9 Walworth Terrace
22nd May 1901
My dearest Husband,
I was pleased to get your letter with all its enclosures this morning, I am so delighted about Kathleen, she sent me a few lines yesterday to tell me the news. I had rather thought of writing to you last night, but two ladies came in to spend the evening, and we played whist, so of course I could not write.
Lizzie’s friends have been most polite in coming to call on me. Monday afternoon we had several callers & yesterday afternoon we returned one of the calls. George has two ships at home now so is more busy than last week; I think he is going to show me over one of their steamers one day, I said I should like to see one.
Yesterday morning as Lizzie was busy I spent an hour or two at the Exhibition by myself, I had a good look round one of the Picture galleries where there were a good many by Turner, Constable, Wilkie & other dead English artists.
The asparagus arrived about mid-day yesterday, we had some for dinner & pronounced them very good.
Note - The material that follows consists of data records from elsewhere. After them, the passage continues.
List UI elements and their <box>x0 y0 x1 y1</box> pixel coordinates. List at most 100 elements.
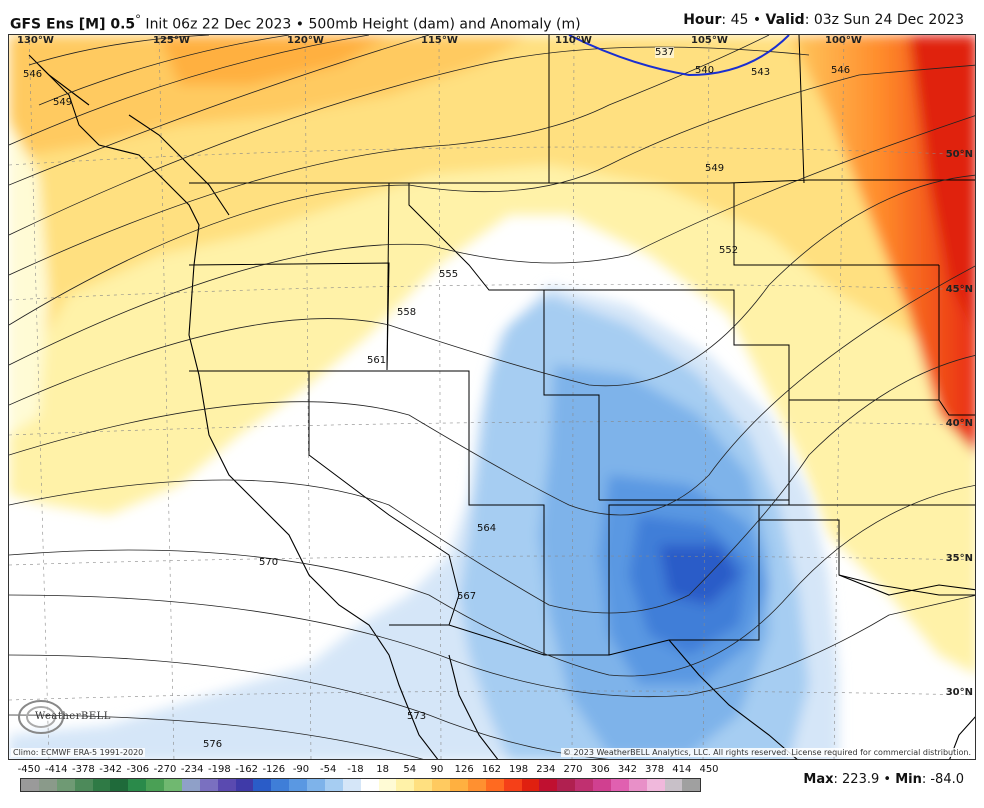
contour-label-555: 555 <box>439 269 459 280</box>
colorbar-tick-label: -378 <box>72 764 95 775</box>
colorbar-swatch <box>235 779 254 791</box>
colorbar-swatch <box>628 779 647 791</box>
colorbar-swatch <box>181 779 200 791</box>
colorbar-swatch <box>682 779 701 791</box>
colorbar <box>20 778 701 792</box>
lon-label-120w: 120°W <box>287 35 324 46</box>
colorbar-swatch <box>664 779 683 791</box>
lat-label-30n: 30°N <box>945 687 973 698</box>
contour-label-567: 567 <box>457 591 477 602</box>
anomaly-map <box>9 35 975 759</box>
colorbar-tick-label: -126 <box>262 764 286 775</box>
valid-label: Valid <box>765 12 805 28</box>
logo-text: WeatherBELL <box>35 711 111 722</box>
colorbar-swatch <box>92 779 111 791</box>
copyright-note: © 2023 WeatherBELL Analytics, LLC. All r… <box>561 748 973 757</box>
lat-label-35n: 35°N <box>945 553 973 564</box>
contour-label-558: 558 <box>397 307 417 318</box>
colorbar-tick-label: 18 <box>376 764 389 775</box>
max-min-readout: Max: 223.9 • Min: -84.0 <box>803 772 964 787</box>
min-label: Min <box>895 772 922 787</box>
colorbar-swatch <box>593 779 611 791</box>
colorbar-swatch <box>414 779 433 791</box>
colorbar-swatch <box>557 779 576 791</box>
contour-label-564: 564 <box>477 523 497 534</box>
contour-label-543: 543 <box>751 67 771 78</box>
hour-value: : 45 • <box>721 12 766 28</box>
colorbar-tick-label: 90 <box>430 764 444 775</box>
colorbar-swatch <box>324 779 343 791</box>
colorbar-tick-label: 126 <box>454 764 474 775</box>
colorbar-tick-label: 450 <box>699 764 719 775</box>
min-value: : -84.0 <box>921 772 964 787</box>
lon-label-100w: 100°W <box>825 35 862 46</box>
colorbar-swatch <box>467 779 486 791</box>
lon-label-115w: 115°W <box>421 35 458 46</box>
contour-label-546-west: 546 <box>23 69 43 80</box>
colorbar-swatch <box>378 779 397 791</box>
colorbar-tick-label: 342 <box>617 764 637 775</box>
colorbar-swatch <box>38 779 57 791</box>
lat-label-40n: 40°N <box>945 418 973 429</box>
coastline <box>28 54 975 759</box>
colorbar-tick-label: -450 <box>17 764 41 775</box>
map-panel: 537 540 543 546 549 552 555 558 561 564 … <box>8 34 976 760</box>
colorbar-tick-label: -234 <box>180 764 204 775</box>
colorbar-tick-label: 306 <box>590 764 610 775</box>
lat-label-50n: 50°N <box>945 149 973 160</box>
colorbar-swatch <box>521 779 540 791</box>
climo-note: Climo: ECMWF ERA-5 1991-2020 <box>11 748 146 757</box>
colorbar-tick-label: 234 <box>536 764 556 775</box>
colorbar-tick-label: -162 <box>235 764 258 775</box>
lon-label-130w: 130°W <box>17 35 54 46</box>
contour-label-573: 573 <box>407 711 427 722</box>
lat-label-45n: 45°N <box>945 284 973 295</box>
colorbar-swatch <box>360 779 379 791</box>
logo-swirl-icon <box>18 700 64 734</box>
colorbar-tick-label: -18 <box>347 764 364 775</box>
init-and-field: Init 06z 22 Dec 2023 • 500mb Height (dam… <box>140 16 581 33</box>
map-title: GFS Ens [M] 0.5° Init 06z 22 Dec 2023 • … <box>10 12 581 33</box>
height-contours <box>9 35 975 759</box>
lon-label-110w: 110°W <box>555 35 592 46</box>
contour-label-570: 570 <box>259 557 279 568</box>
colorbar-swatch <box>646 779 665 791</box>
graticule <box>9 35 975 759</box>
colorbar-swatch <box>610 779 629 791</box>
max-label: Max <box>803 772 834 787</box>
contour-label-552: 552 <box>719 245 739 256</box>
degree-mark: ° <box>135 12 141 26</box>
colorbar-swatch <box>342 779 361 791</box>
hour-label: Hour <box>683 12 722 28</box>
colorbar-swatch <box>21 779 39 791</box>
colorbar-tick-label: -306 <box>126 764 150 775</box>
colorbar-tick-label: 414 <box>672 764 692 775</box>
contour-label-576: 576 <box>203 739 223 750</box>
colorbar-swatch <box>396 779 415 791</box>
colorbar-swatch <box>432 779 450 791</box>
colorbar-swatch <box>56 779 75 791</box>
colorbar-swatch <box>164 779 182 791</box>
lon-label-105w: 105°W <box>691 35 728 46</box>
colorbar-tick-label: -198 <box>208 764 231 775</box>
colorbar-tick-label: 54 <box>403 764 417 775</box>
negative-anomaly-fill <box>9 285 839 759</box>
colorbar-tick-label: -54 <box>320 764 337 775</box>
colorbar-swatch <box>199 779 218 791</box>
header-bar: GFS Ens [M] 0.5° Init 06z 22 Dec 2023 • … <box>0 0 984 34</box>
colorbar-tick-label: 270 <box>563 764 583 775</box>
max-value: : 223.9 • <box>833 772 896 787</box>
colorbar-swatch <box>485 779 504 791</box>
model-name: GFS Ens [M] 0.5 <box>10 16 136 33</box>
colorbar-ticks: -450 -414 -378 -342 -306 -270 -234 -198 -162 -126… <box>14 764 719 778</box>
forecast-time: Hour: 45 • Valid: 03z Sun 24 Dec 2023 <box>683 12 964 28</box>
contour-label-540: 540 <box>695 65 715 76</box>
weatherbell-logo: WeatherBELL <box>13 695 110 741</box>
contour-label-549-west: 549 <box>53 97 73 108</box>
colorbar-tick-label: 378 <box>645 764 665 775</box>
colorbar-swatch <box>110 779 129 791</box>
colorbar-swatch <box>307 779 325 791</box>
contour-label-537: 537 <box>655 47 675 58</box>
valid-value: : 03z Sun 24 Dec 2023 <box>804 12 964 28</box>
colorbar-swatch <box>146 779 164 791</box>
It is very kind of Mr Idiens to let Ethel off on Friday. I am very glad as I don’t quite know how she would have managed the packing. Tell her when she is packing your bag not to forget my hand-glass & if there is room I should like my black & white petticoat which is in the spare room ottoman.
It is so fine & warm that I don’t require the warm things I brought with the idea that it might be cold, I do hope the weather will continue like this when you are up here, & then I think dear you will quite enjoy your little holiday.
So John Roberts is on his way home, how delighted his wife must be! I must write some of the children’s letters today, I sent a post-card to Kath yesterday to congratulate her.
Give my best love & kisses to dear little Juliet, I hope she will enjoy herself at Richmond & be a good little girl.
Ethel will be quite glad of a holiday from house-keeping & teaching, my love to her & with much to yourself dear, hoping to see you on Saturday
Your loving wife
Eugénie N Sladden
I enclose George’s letter. Tell Ethel not to trouble to write to me till she gets to Richmond, she must be so busy.